Louisiana Gov. Bobby Jindal's administration is trying a new approach to remove Planned Parenthood from the state's Medicaid program, this time saying it has a reason to block the organization's clinics.

Jindal, an anti-abortion Republican running for president in 2016, had initially ended Medicaid provider agreements with Planned Parenthood Gulf Coast's clinics in Baton Rouge and New Orleans without providing a reason. The administration said state law allowed cancellation with a 30-day notice.

But a federal judge questioned that reasoning last week, asking the health department why it was appropriate to oust the organization if its clinics were competent to provide health care services. Planned Parenthood and three of its patients had filed a lawsuit, asking U.S. District Judge John deGravelles to consider halting Jindal's maneuver.

In response, the Jindal administration has changed its plans and told deGravelles, according to court documents, that it will block Planned Parenthood's clinics from the Medicaid program for cause. The administration effort is intended to force an end to the current lawsuit.

On Friday, the state Department of Health and Hospitals cited Planned Parenthood Gulf Coast's $4.3 million settlement of false claims allegations in neighboring Texas as reason to kill its Louisiana Medicaid contract.

"During the course of the state investigation into Planned Parenthood, it was discovered that Planned Parenthood is in violation of long-standing administrative rules applicable to Medicaid providers," health department spokeswoman Olivia Watkins Hwang said in a statement.

In August 2013, a Texas U.S. attorney's office announced a civil settlement with Planned Parenthood Gulf Coast in response to allegations the organization billed government programs for services that weren't medically necessary or that weren't provided.

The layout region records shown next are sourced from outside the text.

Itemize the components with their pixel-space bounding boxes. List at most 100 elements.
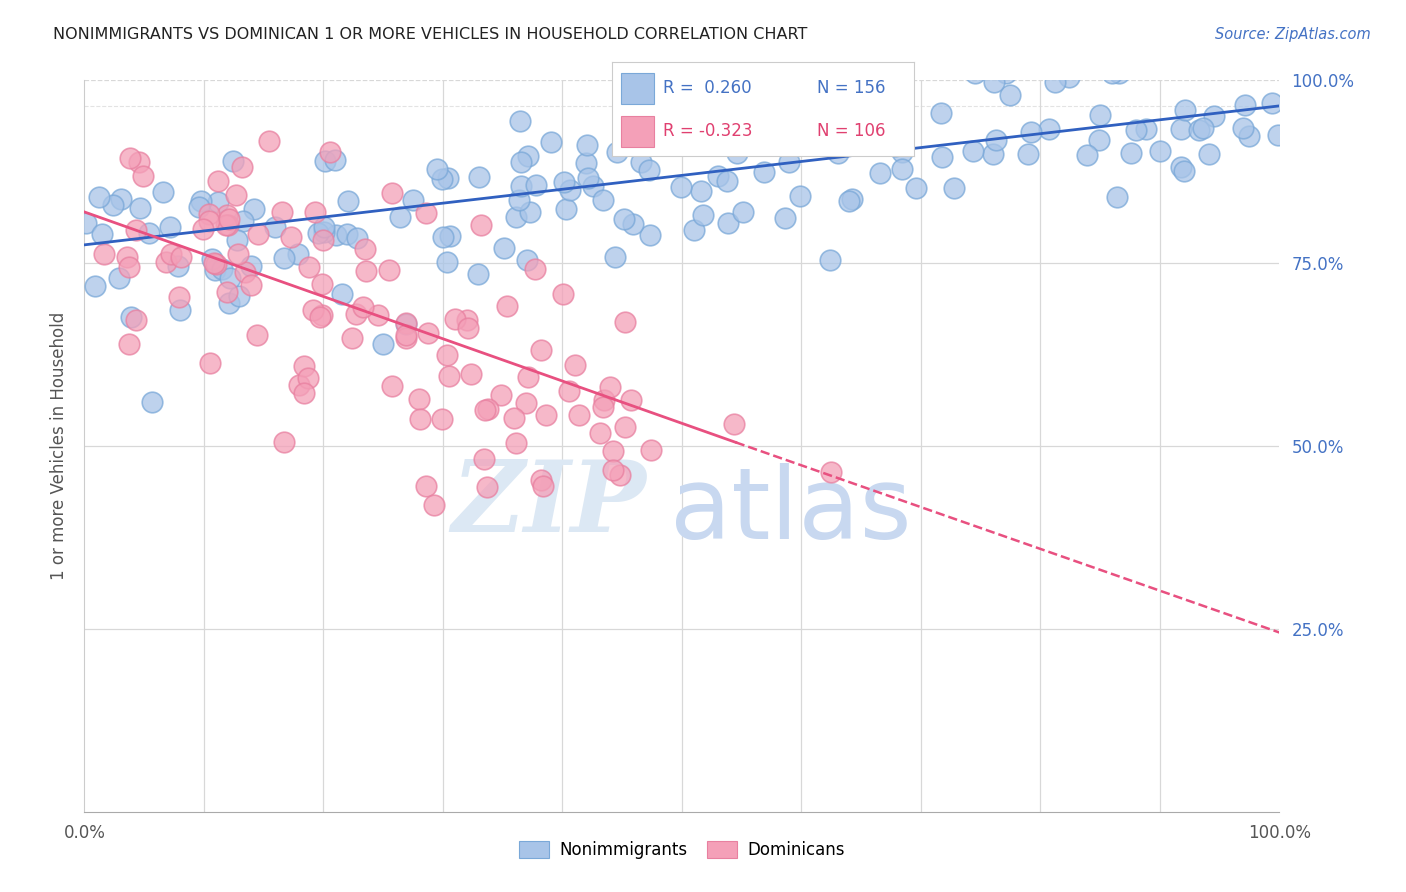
- Point: [242, 202, 264, 217]
- Point: [218, 271, 240, 285]
- Point: [132, 169, 155, 183]
- Point: [287, 247, 309, 261]
- Point: [87, 189, 110, 203]
- Point: [160, 247, 183, 261]
- Point: [108, 271, 131, 285]
- Point: [1192, 120, 1215, 135]
- Point: [436, 255, 458, 269]
- Point: [93, 247, 115, 261]
- Point: [773, 211, 796, 225]
- Point: [84, 279, 107, 293]
- Point: [496, 299, 519, 313]
- Point: [524, 262, 547, 277]
- Point: [389, 210, 412, 224]
- Point: [890, 101, 912, 115]
- Text: ZIP: ZIP: [451, 457, 647, 553]
- Point: [273, 251, 295, 265]
- Point: [1090, 108, 1112, 122]
- Point: [402, 194, 425, 208]
- Point: [1076, 147, 1098, 161]
- Point: [218, 211, 240, 226]
- Point: [423, 498, 446, 512]
- Point: [489, 388, 512, 402]
- Point: [437, 369, 460, 384]
- Point: [472, 452, 495, 467]
- Point: [1038, 121, 1060, 136]
- Point: [308, 310, 330, 324]
- Point: [202, 256, 225, 270]
- Point: [568, 408, 591, 422]
- Point: [124, 313, 146, 327]
- Point: [456, 313, 478, 327]
- Point: [630, 154, 652, 169]
- Point: [344, 307, 367, 321]
- Point: [599, 380, 621, 394]
- Point: [437, 170, 460, 185]
- Point: [509, 154, 531, 169]
- Point: [592, 392, 614, 407]
- Point: [152, 185, 174, 199]
- Point: [225, 233, 247, 247]
- Point: [330, 286, 353, 301]
- Point: [759, 82, 782, 96]
- Point: [110, 192, 132, 206]
- Point: [1149, 144, 1171, 158]
- Point: [553, 175, 575, 189]
- Point: [292, 386, 315, 401]
- Text: R = -0.323: R = -0.323: [664, 122, 752, 140]
- Point: [312, 233, 335, 247]
- Point: [191, 222, 214, 236]
- Point: [981, 147, 1004, 161]
- Point: [1170, 160, 1192, 174]
- Point: [318, 145, 340, 160]
- Point: [128, 154, 150, 169]
- Point: [367, 308, 389, 322]
- Point: [395, 316, 418, 330]
- Point: [311, 277, 333, 292]
- Point: [517, 148, 540, 162]
- Point: [619, 393, 641, 408]
- Point: [884, 122, 907, 136]
- Point: [602, 444, 624, 458]
- Point: [716, 174, 738, 188]
- Point: [540, 135, 562, 149]
- Point: [603, 250, 626, 264]
- Point: [141, 394, 163, 409]
- Point: [692, 209, 714, 223]
- Point: [246, 327, 269, 342]
- Point: [200, 356, 222, 370]
- Point: [371, 337, 394, 351]
- Point: [1019, 125, 1042, 139]
- Point: [614, 315, 637, 329]
- Point: [1198, 147, 1220, 161]
- Point: [869, 166, 891, 180]
- Point: [439, 228, 461, 243]
- Point: [430, 412, 453, 426]
- Point: [232, 214, 254, 228]
- Point: [280, 230, 302, 244]
- Point: [534, 408, 557, 422]
- Point: [444, 312, 467, 326]
- Point: [125, 223, 148, 237]
- Point: [581, 178, 603, 193]
- Text: N = 106: N = 106: [817, 122, 886, 140]
- Point: [231, 161, 253, 175]
- Point: [432, 230, 454, 244]
- Point: [395, 328, 418, 343]
- Point: [818, 107, 841, 121]
- Point: [516, 370, 538, 384]
- Point: [510, 178, 533, 193]
- Point: [553, 287, 575, 301]
- Point: [167, 259, 190, 273]
- Point: [531, 479, 554, 493]
- Point: [983, 75, 1005, 89]
- Point: [381, 186, 404, 200]
- Point: [167, 290, 190, 304]
- Point: [682, 223, 704, 237]
- Point: [474, 403, 496, 417]
- Point: [1125, 123, 1147, 137]
- Point: [381, 379, 404, 393]
- Point: [508, 193, 530, 207]
- Point: [725, 146, 748, 161]
- Point: [460, 368, 482, 382]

Planned Parenthood didn't admit guilt in the settlement, and the Texas announcement said "the claims settled by this agreement are allegations only." But Hwang said Louisiana regulations deem such a settlement agreement in violation of state Medicaid provider rules.

Melissa Flournoy, Louisiana state director of Planned Parenthood Gulf Coast, said the administration's actions were driven by Jindal's presidential ambitions.

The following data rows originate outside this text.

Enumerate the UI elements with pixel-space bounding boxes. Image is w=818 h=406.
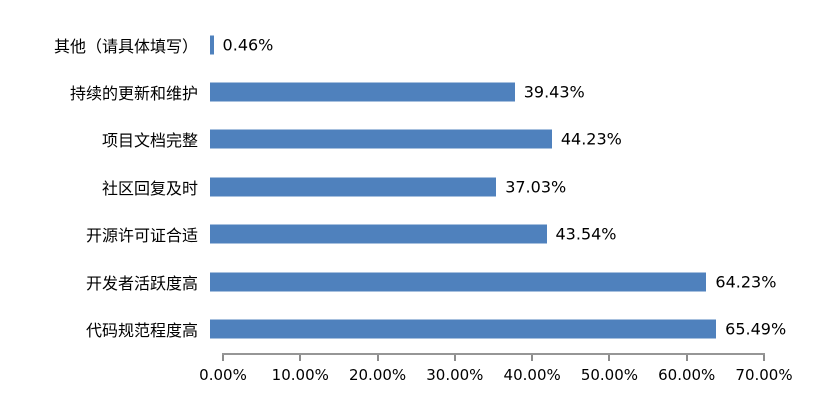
x-axis-line — [222, 353, 765, 355]
value-label: 0.46% — [222, 35, 274, 55]
bar — [210, 224, 547, 244]
bar — [210, 82, 515, 102]
bar — [210, 177, 497, 197]
category-label: 开源许可证合适 — [85, 226, 198, 246]
x-axis-tick — [763, 355, 765, 361]
x-axis-tick-label: 60.00% — [658, 366, 716, 384]
bar-track: 37.03% — [210, 163, 751, 210]
value-label: 39.43% — [523, 82, 585, 102]
x-axis-tick-label: 0.00% — [199, 366, 247, 384]
bar-row: 开源许可证合适 43.54% — [0, 211, 818, 258]
bar-row: 其他（请具体填写） 0.46% — [0, 21, 818, 68]
bar-row: 开发者活跃度高 64.23% — [0, 258, 818, 305]
bar — [210, 129, 552, 149]
category-label: 持续的更新和维护 — [69, 84, 198, 104]
plot-rows: 其他（请具体填写） 0.46% 持续的更新和维护 39.43% 项目文档完整 44.23%… — [0, 21, 818, 353]
x-axis-tick-label: 30.00% — [426, 366, 484, 384]
x-axis-tick-label: 10.00% — [271, 366, 329, 384]
bar-track: 39.43% — [210, 68, 751, 115]
bar-row: 代码规范程度高 65.49% — [0, 305, 818, 352]
x-axis-tick-label: 40.00% — [503, 366, 561, 384]
category-label: 其他（请具体填写） — [53, 36, 198, 56]
x-axis-tick — [453, 355, 456, 361]
x-axis: 0.00% 10.00% 20.00% 30.00% 40.00% 50.00% 60.00… — [199, 353, 793, 398]
bar-track: 44.23% — [210, 116, 751, 163]
x-axis-tick — [299, 355, 302, 361]
bar-row: 项目文档完整 44.23% — [0, 116, 818, 163]
x-axis-tick — [608, 355, 611, 361]
value-label: 43.54% — [555, 224, 617, 244]
x-axis-tick-label: 70.00% — [735, 366, 793, 384]
category-label: 开发者活跃度高 — [85, 273, 198, 293]
value-label: 37.03% — [505, 177, 567, 197]
category-label: 项目文档完整 — [101, 131, 198, 151]
bar — [210, 319, 717, 339]
x-axis-tick — [531, 355, 534, 361]
x-axis-tick-label: 50.00% — [580, 366, 639, 384]
x-axis-tick — [685, 355, 688, 361]
x-axis-tick-label: 20.00% — [348, 366, 407, 384]
bar — [210, 272, 707, 292]
bar-track: 65.49% — [210, 305, 786, 352]
bar-track: 64.23% — [210, 258, 776, 305]
category-label: 社区回复及时 — [101, 178, 198, 198]
bar-row: 社区回复及时 37.03% — [0, 163, 818, 210]
bar-track: 0.46% — [210, 21, 751, 68]
category-label: 代码规范程度高 — [85, 321, 198, 341]
value-label: 64.23% — [715, 272, 777, 292]
value-label: 44.23% — [560, 129, 622, 149]
bar-track: 43.54% — [210, 211, 751, 258]
x-axis-tick — [222, 355, 224, 361]
bar-row: 持续的更新和维护 39.43% — [0, 68, 818, 115]
bar — [210, 35, 214, 55]
value-label: 65.49% — [725, 319, 787, 339]
x-axis-tick — [376, 355, 379, 361]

"It is shameful that Gov. Jindal is trying to score political points by blocking women's access to critical, lifesaving health care," she said in a statement.

When he announced last month that he intended to oust Planned Parenthood from the Medicaid program, Jindal cited hidden-camera videos by an anti-abortion group that accuse the organization of profiting from fetal tissue sales elsewhere in the country.

Planned Parenthood denies the allegations that it is selling fetal tissue for profit, saying the videos are misleading, and it said Jindal's actions in response to the videos were illegal under federal law. The U.S. Justice Department sided with Planned Parenthood, saying Louisiana hadn't met the criteria in federal law for removing a Medicaid provider.

Planned Parenthood says 5,200 low-income Medicaid patients obtain services through their two Louisiana clinics. The organization doesn't currently provide abortions in Louisiana, but offers cancer screenings, gynecology exams, sexually transmitted disease treatment and other health services.